Officials at the National Election Committee (NEC), the body responsible for overseeing the country’s elections, have said the deadline for complaints about the voter list had long passed and no action would be taken on the matter.

It is unclear what tactics the four opposition parties will now adopt to push their cause, although SRP has called a rally in Phnom Penh Wednesday to protest the result.

"The number of names removed on the weekend was no surprise to us because this is what we found in our audit," said Puthea Hang, Executive Director of Neutral and Impartial Committee for Free and Fair Elections in Cambodia (NICFEC).

NICFEC is one of several organisations involved in a June 2008 audit of the voter list, which found approximately 590,000 names had been incorrectly removed from list or 0.7 percent of the total electoral roll.

"Every vote is important," said Tom Andrews, a senior advisor to the National Democratic Institute, which worked with NICFEC on the audit and on training observers placed in 378 of the country’s 1,245 polling stations.

"But we need to base our conclusion on the evidence we have seen in the audit and our observers did not show what has been suggested by the opposition,’’ Andrews said. "It showed that people had been taken from the list but that the number was small and there was no clear pattern."

NGOs maintain they alerted NEC months ago about these mistaken deletions but the election body refused to restore the names.

"It is regretful that NEC did not take the opportunity to reinstate those names when they had the chance," said Callanan.

While Callanan agreed the issuing of 1018 forms on polling day was "in clear contravention of the election law," EU observers had only "found a relatively small number of examples" of these being issued.

Most groups monitoring the poll agree the elections were an improvement on the last poll in 2003.

All groups welcomed the decrease in violence compared to previous polls.

There is also general agreement that the technical aspects of the country’s electoral process, including the ballot and counting, are steadily improving.

"NEC proved its ability to organise technically good elections with the planning and execution of the recruitment and training of election staff and other important electoral activities being timely and well conducted," the EU mission said in its preliminary statement released Tuesday.

These improvements aside, monitoring groups say a long list of problems stand in the way of genuinely fair elections.

Many of these have less to do with what happens on polling day or even in the official four-week campaign, than they are the result of decades of instability and the dominant role played by CPP in the country’s political life since 1979, when neighbouring Vietnamese installed them after overthrowing the Khmer Rouge.

CPP almost completely dominates the electronic media, particularly TV, by far the most important source of information for Cambodians.

The EU statement said this situation is "to the detriment of the other parties to a degree which was not consistent with international standards of free and fair access to the media," the EU statement said.

On Jul. 10, NEC issued a warning to 13 television stations for broadcasting biased coverage of the elections. Ten of these were dominated by pro-CPP coverage, according to NEC.
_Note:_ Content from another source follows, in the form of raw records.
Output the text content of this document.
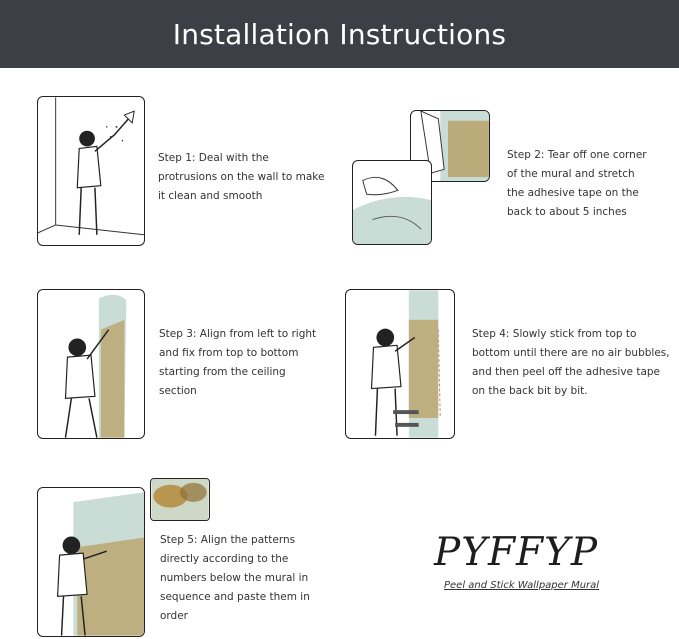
Installation Instructions
Step 1: Deal with the protrusions on the wall to make it clean and smooth
Step 2: Tear off one corner of the mural and stretch the adhesive tape on the back to about 5 inches
Step 3: Align from left to right and fix from top to bottom starting from the ceiling section
Step 4: Slowly stick from top to bottom until there are no air bubbles, and then peel off the adhesive tape on the back bit by bit.
Step 5: Align the patterns directly according to the numbers below the mural in sequence and paste them in order
PYFFYP
Peel and Stick Wallpaper Mural
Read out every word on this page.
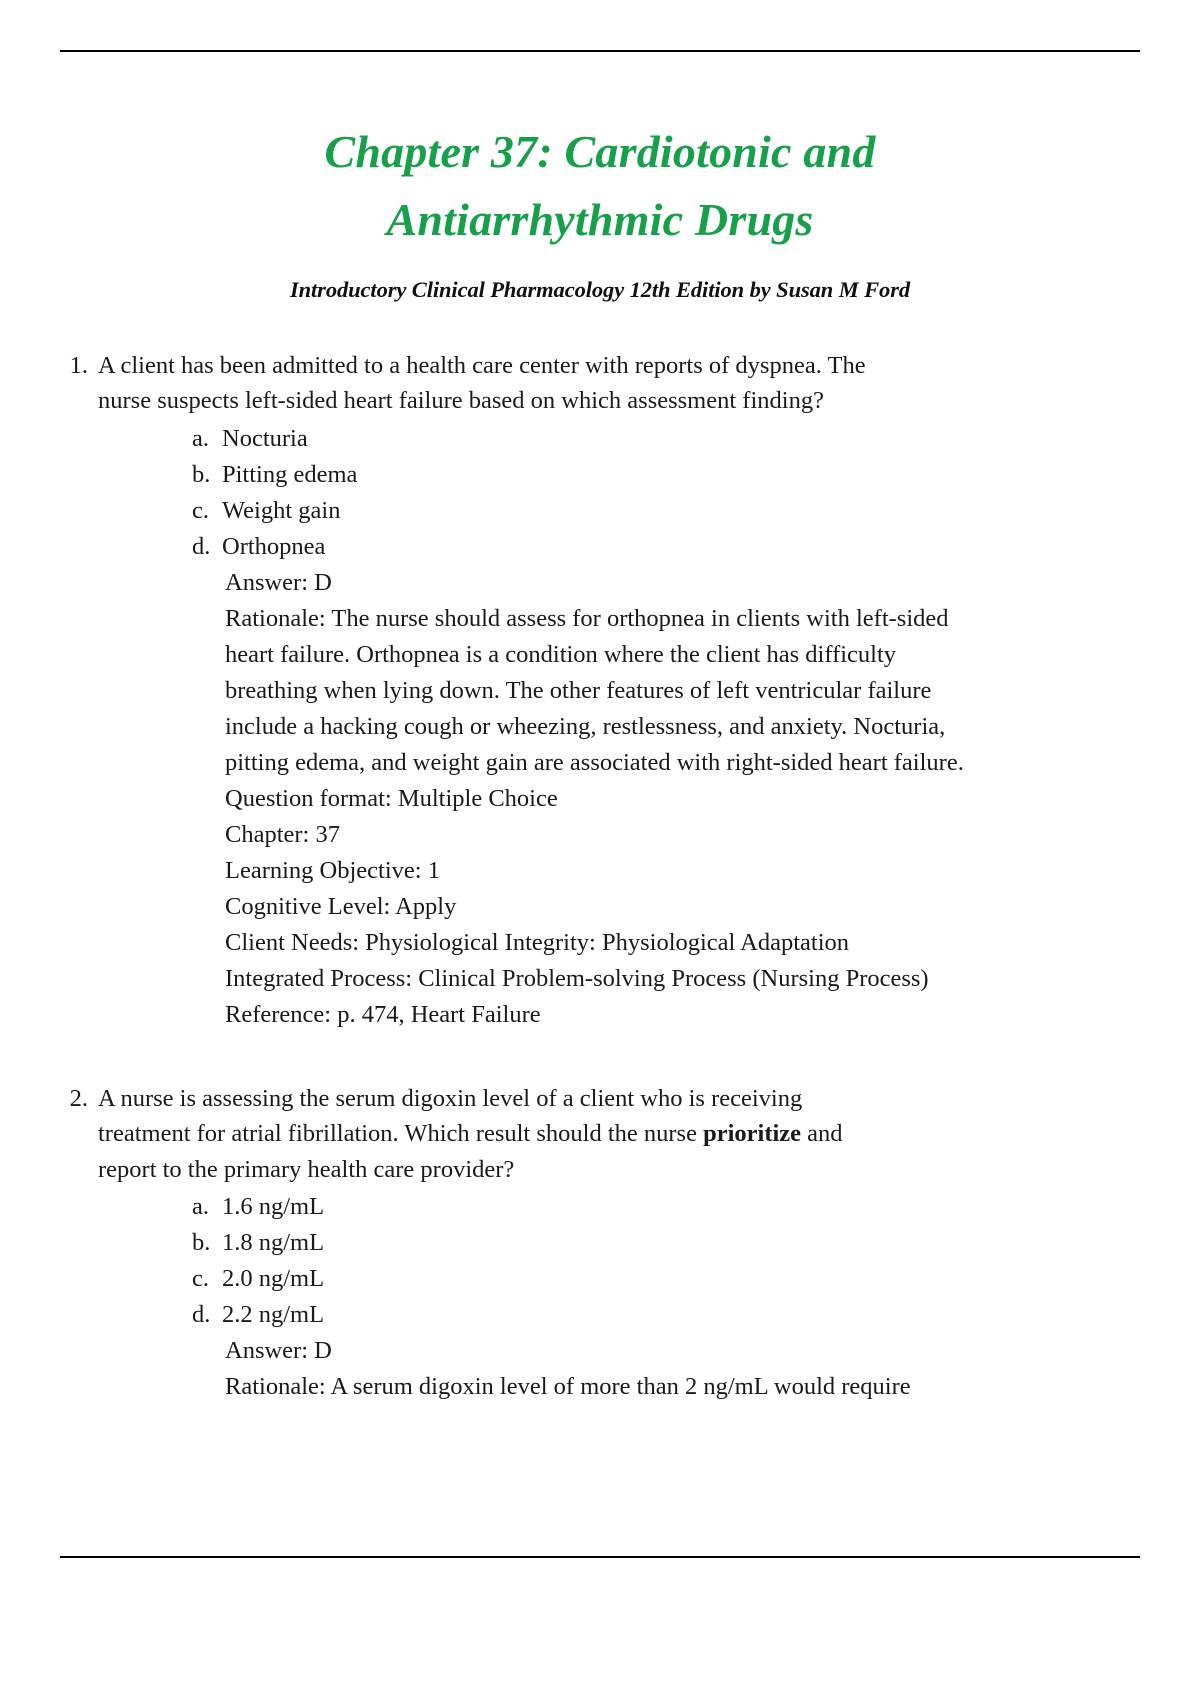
Chapter 37: Cardiotonic and
Antiarrhythmic Drugs
Introductory Clinical Pharmacology 12th Edition by Susan M Ford
1. A client has been admitted to a health care center with reports of dyspnea. The nurse suspects left-sided heart failure based on which assessment finding?
a. Nocturia
b. Pitting edema
c. Weight gain
d. Orthopnea
Answer: D
Rationale: The nurse should assess for orthopnea in clients with left-sided heart failure. Orthopnea is a condition where the client has difficulty breathing when lying down. The other features of left ventricular failure include a hacking cough or wheezing, restlessness, and anxiety. Nocturia, pitting edema, and weight gain are associated with right-sided heart failure.
Question format: Multiple Choice
Chapter: 37
Learning Objective: 1
Cognitive Level: Apply
Client Needs: Physiological Integrity: Physiological Adaptation
Integrated Process: Clinical Problem-solving Process (Nursing Process) Reference: p. 474, Heart Failure
2. A nurse is assessing the serum digoxin level of a client who is receiving treatment for atrial fibrillation. Which result should the nurse prioritize and report to the primary health care provider?
a. 1.6 ng/mL
b. 1.8 ng/mL
c. 2.0 ng/mL
d. 2.2 ng/mL
Answer: D
Rationale: A serum digoxin level of more than 2 ng/mL would require
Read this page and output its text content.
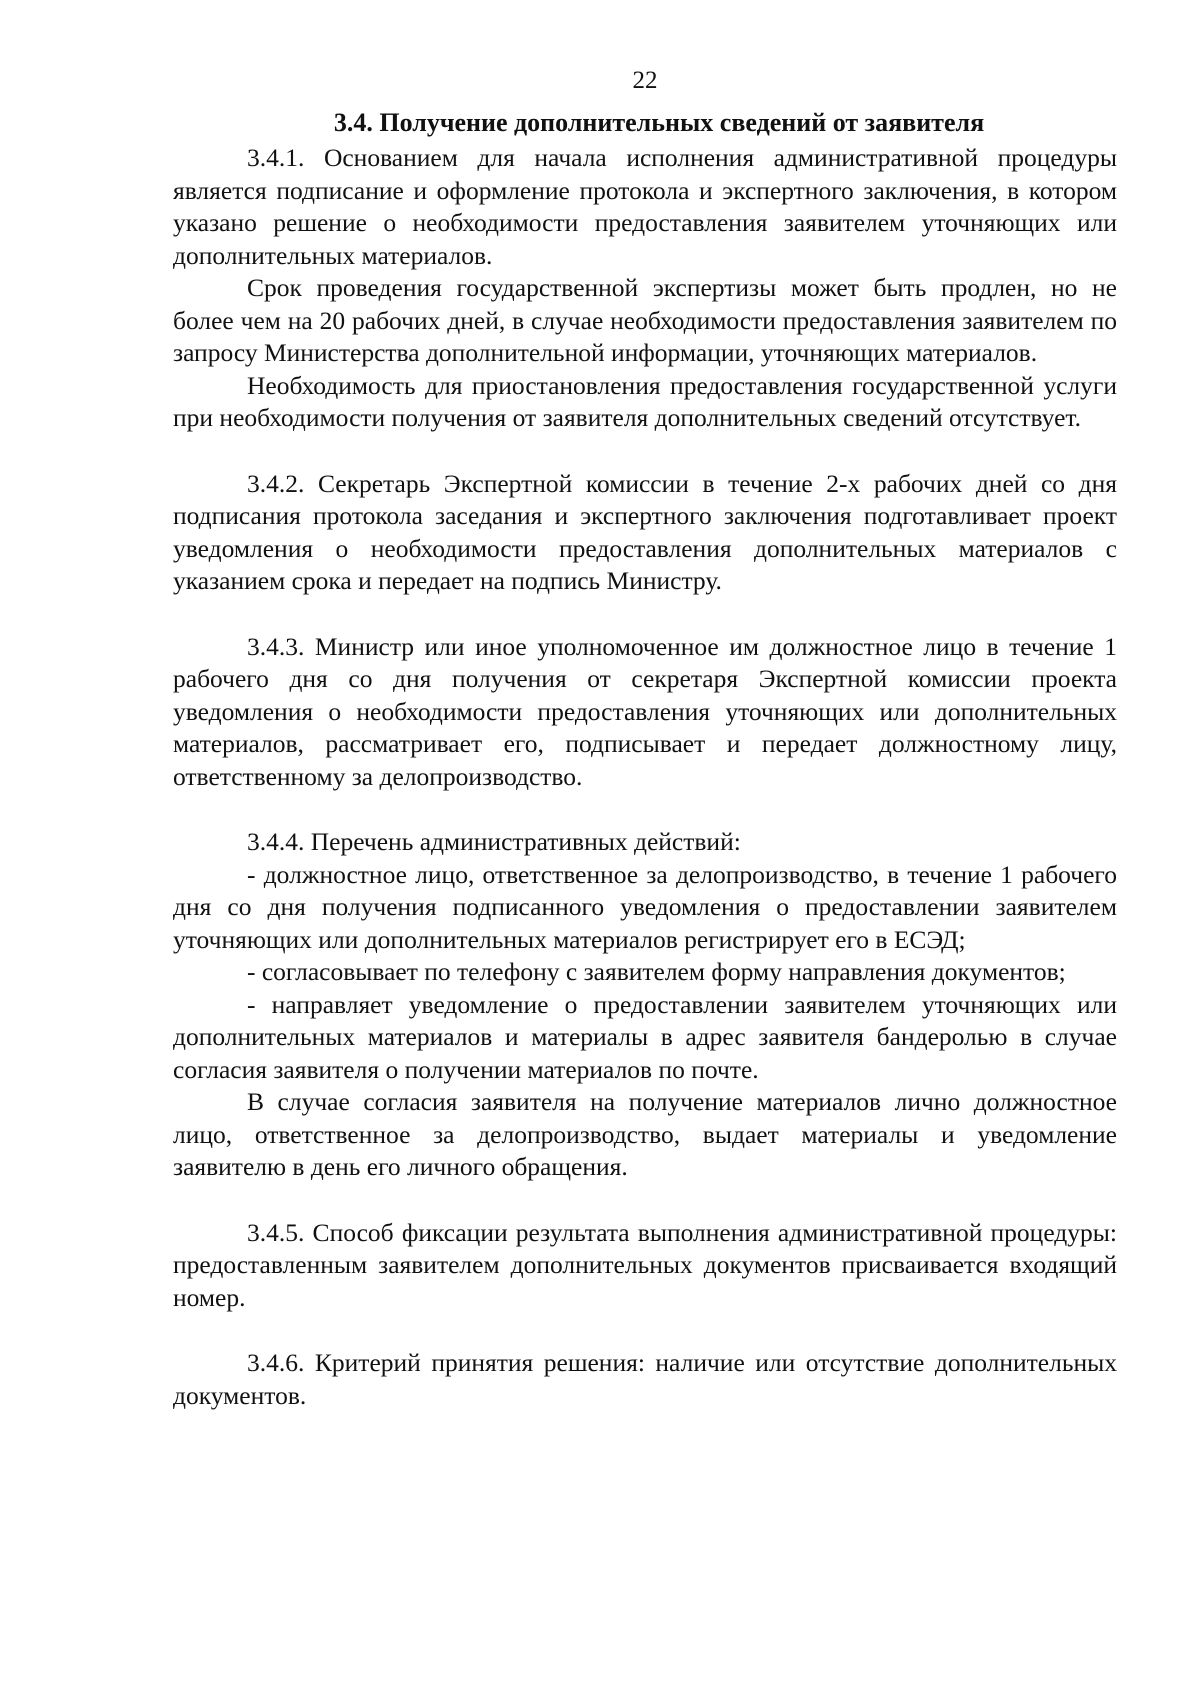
22
3.4. Получение дополнительных сведений от заявителя

3.4.1. Основанием для начала исполнения административной процедуры является подписание и оформление протокола и экспертного заключения, в котором указано решение о необходимости предоставления заявителем уточняющих или дополнительных материалов.

Срок проведения государственной экспертизы может быть продлен, но не более чем на 20 рабочих дней, в случае необходимости предоставления заявителем по запросу Министерства дополнительной информации, уточняющих материалов.

Необходимость для приостановления предоставления государственной услуги при необходимости получения от заявителя дополнительных сведений отсутствует.

3.4.2. Секретарь Экспертной комиссии в течение 2-х рабочих дней со дня подписания протокола заседания и экспертного заключения подготавливает проект уведомления о необходимости предоставления дополнительных материалов с указанием срока и передает на подпись Министру.

3.4.3. Министр или иное уполномоченное им должностное лицо в течение 1 рабочего дня со дня получения от секретаря Экспертной комиссии проекта уведомления о необходимости предоставления уточняющих или дополнительных материалов, рассматривает его, подписывает и передает должностному лицу, ответственному за делопроизводство.

3.4.4. Перечень административных действий:

- должностное лицо, ответственное за делопроизводство, в течение 1 рабочего дня со дня получения подписанного уведомления о предоставлении заявителем уточняющих или дополнительных материалов регистрирует его в ЕСЭД;

- согласовывает по телефону с заявителем форму направления документов;

- направляет уведомление о предоставлении заявителем уточняющих или дополнительных материалов и материалы в адрес заявителя бандеролью в случае согласия заявителя о получении материалов по почте.

В случае согласия заявителя на получение материалов лично должностное лицо, ответственное за делопроизводство, выдает материалы и уведомление заявителю в день его личного обращения.

3.4.5. Способ фиксации результата выполнения административной процедуры: предоставленным заявителем дополнительных документов присваивается входящий номер.

3.4.6. Критерий принятия решения: наличие или отсутствие дополнительных документов.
"Not only do people have a right to vote but they have a right to an informed choice," said Andrews. "CPP domination of the media makes this very difficult."

The 2003 campaign also saw a widespread increase in the use of state resources by CPP during the campaign period, including the use of government vehicles and campaigning by government and military staff.

Other problems included widespread vote buying and the interference of village chiefs, the overwhelming majority of which are pro-CPP, in NEC’s voter education activities.

"I say take it as a whole, before the election and after balloting," said Andrews. "I think this (election) was a step forward on the longer road to a more vibrant and healthy democracy. But there are several steps more that need to be taken."